Sunday, 28 October 2012

On the Writer and Ruby Sparks


Is writing the least glamorous glamorous job that one can hold? You may walk red carpets, mingle with celebrities, travel round the world and earn money to make life a comfortable experience, but in many cases remain anonymous. Without your work the finished product doesn’t exist, yet once it does and it is out there, an audience unfamiliar and uninterested unconsciously casts you aside with your methods, as do a press concerned only with the ‘names’ of entertainment.

Ruby Sparks concerns itself with a rare creature, the novelist who has achieved recognisable fame.  Fame he doesn’t necessarily crave. Yet, he is still portrayed as we expect writers to be portrayed; an indoors type, lonely, bookish (obviously) and out of place in a gym. Despite this stereotypical presentation, Ruby Sparks is mostly about writing, the pleasures, the difficulties and the dreams of writers. When we meet the film’s protagonist he is writing using a typewriter, despite this being the 21st Century; he is anachronistic. Not just in his equipment, but also in his approach to love, believing in the magic of romance (a magic that becomes literal).

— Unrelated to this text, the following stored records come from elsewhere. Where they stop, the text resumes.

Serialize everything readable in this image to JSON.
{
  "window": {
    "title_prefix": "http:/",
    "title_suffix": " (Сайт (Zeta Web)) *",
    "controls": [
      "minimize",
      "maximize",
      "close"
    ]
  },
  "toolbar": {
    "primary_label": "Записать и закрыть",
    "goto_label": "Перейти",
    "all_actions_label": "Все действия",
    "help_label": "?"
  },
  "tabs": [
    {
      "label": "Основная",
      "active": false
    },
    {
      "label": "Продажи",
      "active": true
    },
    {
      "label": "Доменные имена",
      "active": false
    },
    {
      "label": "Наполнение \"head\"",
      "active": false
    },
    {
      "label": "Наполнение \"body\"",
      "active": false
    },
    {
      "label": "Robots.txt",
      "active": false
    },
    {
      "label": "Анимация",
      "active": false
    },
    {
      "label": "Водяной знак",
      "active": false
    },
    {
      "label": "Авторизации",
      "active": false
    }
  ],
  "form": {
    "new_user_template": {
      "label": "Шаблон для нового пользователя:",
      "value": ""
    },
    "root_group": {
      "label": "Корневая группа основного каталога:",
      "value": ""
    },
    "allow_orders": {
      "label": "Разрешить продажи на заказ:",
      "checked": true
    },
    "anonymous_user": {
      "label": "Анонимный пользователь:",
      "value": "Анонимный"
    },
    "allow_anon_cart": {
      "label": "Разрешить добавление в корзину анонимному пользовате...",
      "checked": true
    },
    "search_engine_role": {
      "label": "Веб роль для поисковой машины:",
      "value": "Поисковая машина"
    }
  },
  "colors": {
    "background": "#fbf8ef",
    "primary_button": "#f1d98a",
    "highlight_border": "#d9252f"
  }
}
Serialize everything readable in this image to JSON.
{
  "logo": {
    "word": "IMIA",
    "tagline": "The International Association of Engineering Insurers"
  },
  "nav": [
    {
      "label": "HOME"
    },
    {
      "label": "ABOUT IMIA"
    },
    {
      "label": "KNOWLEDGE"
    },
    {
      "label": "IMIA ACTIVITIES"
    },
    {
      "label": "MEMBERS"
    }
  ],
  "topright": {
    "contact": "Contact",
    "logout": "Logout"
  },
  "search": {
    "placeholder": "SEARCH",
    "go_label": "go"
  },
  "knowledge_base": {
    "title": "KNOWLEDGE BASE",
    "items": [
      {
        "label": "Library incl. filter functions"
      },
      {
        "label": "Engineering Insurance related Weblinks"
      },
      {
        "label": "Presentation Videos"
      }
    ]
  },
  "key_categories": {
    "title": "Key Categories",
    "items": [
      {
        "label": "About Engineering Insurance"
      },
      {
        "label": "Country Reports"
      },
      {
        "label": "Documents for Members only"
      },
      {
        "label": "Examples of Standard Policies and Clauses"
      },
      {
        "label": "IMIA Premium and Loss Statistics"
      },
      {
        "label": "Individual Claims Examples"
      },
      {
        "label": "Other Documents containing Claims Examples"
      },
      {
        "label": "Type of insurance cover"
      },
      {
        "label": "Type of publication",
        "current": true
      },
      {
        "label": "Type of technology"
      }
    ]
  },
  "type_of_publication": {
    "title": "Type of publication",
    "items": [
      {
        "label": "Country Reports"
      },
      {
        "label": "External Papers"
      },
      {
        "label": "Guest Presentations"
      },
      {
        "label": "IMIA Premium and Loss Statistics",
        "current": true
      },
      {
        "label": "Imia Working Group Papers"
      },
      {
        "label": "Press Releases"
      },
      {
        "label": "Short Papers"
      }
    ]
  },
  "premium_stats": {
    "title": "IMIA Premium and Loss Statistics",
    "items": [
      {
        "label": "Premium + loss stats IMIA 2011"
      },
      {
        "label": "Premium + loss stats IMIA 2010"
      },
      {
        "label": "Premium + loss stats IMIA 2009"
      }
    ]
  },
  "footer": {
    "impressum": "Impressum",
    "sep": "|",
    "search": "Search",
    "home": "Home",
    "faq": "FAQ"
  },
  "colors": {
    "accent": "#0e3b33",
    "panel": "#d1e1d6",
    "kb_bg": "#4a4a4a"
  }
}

As the film progresses, his love of writing and of what his writing manifests reveals its true nature, its difficulties and complications. He writes less and when he does it is not for love of writing, but for a need to control his writing from spiralling out of his control. By the end of the film, he has come to learn that the magic of writing and of love does not exist in a romantic ideal somewhere located in the past, but exists in the present where it requires work and constant attention. He swaps his typewriter for a MacBook Pro and writes his next great novel. 

Saturday, 20 October 2012

On Safe Comedy with Liberal Arts


It’s easy to think that a young, hipster looking writer/director like Josh Radnor would, when tackling the romantic comedy genre, produce something off beat or indy-esque. You would not be at fault for thinking this; he stars in a popular E4 comedy, How I Met Your Mother (2005 -) and his first film as writer/director was perfectly titled to connote eccentric cinematic sensibilities, Happythankyoumoreplease (2010). His new film, which he wrote, directed and stars in is Liberal Arts and tells the story of a graduate of a top university finding himself, twenty years later, back on campus and falling for a freshman.

However, Liberal Arts is, beneath the liberal, arty title, a very traditional romantic comedy. There is the mismatched romantic pairing, the wiser, foreshadowing older mentor, the off beat side-kick and a style of comedy which falls very much under the family friendly, don’t offend the elderly banner.

All of this feels very nice and fresh within the continuing onslaught of comedy inspired by the Judd Apatow lewd, bromance genre. Liberal Arts is funny and is touching and is able to reach out to a wide audience and make itself relevant and relatable. The performances, like the direction aren’t flashy, but display the restraint of a director confident of his vision. A film that is memorable for being unremarkable.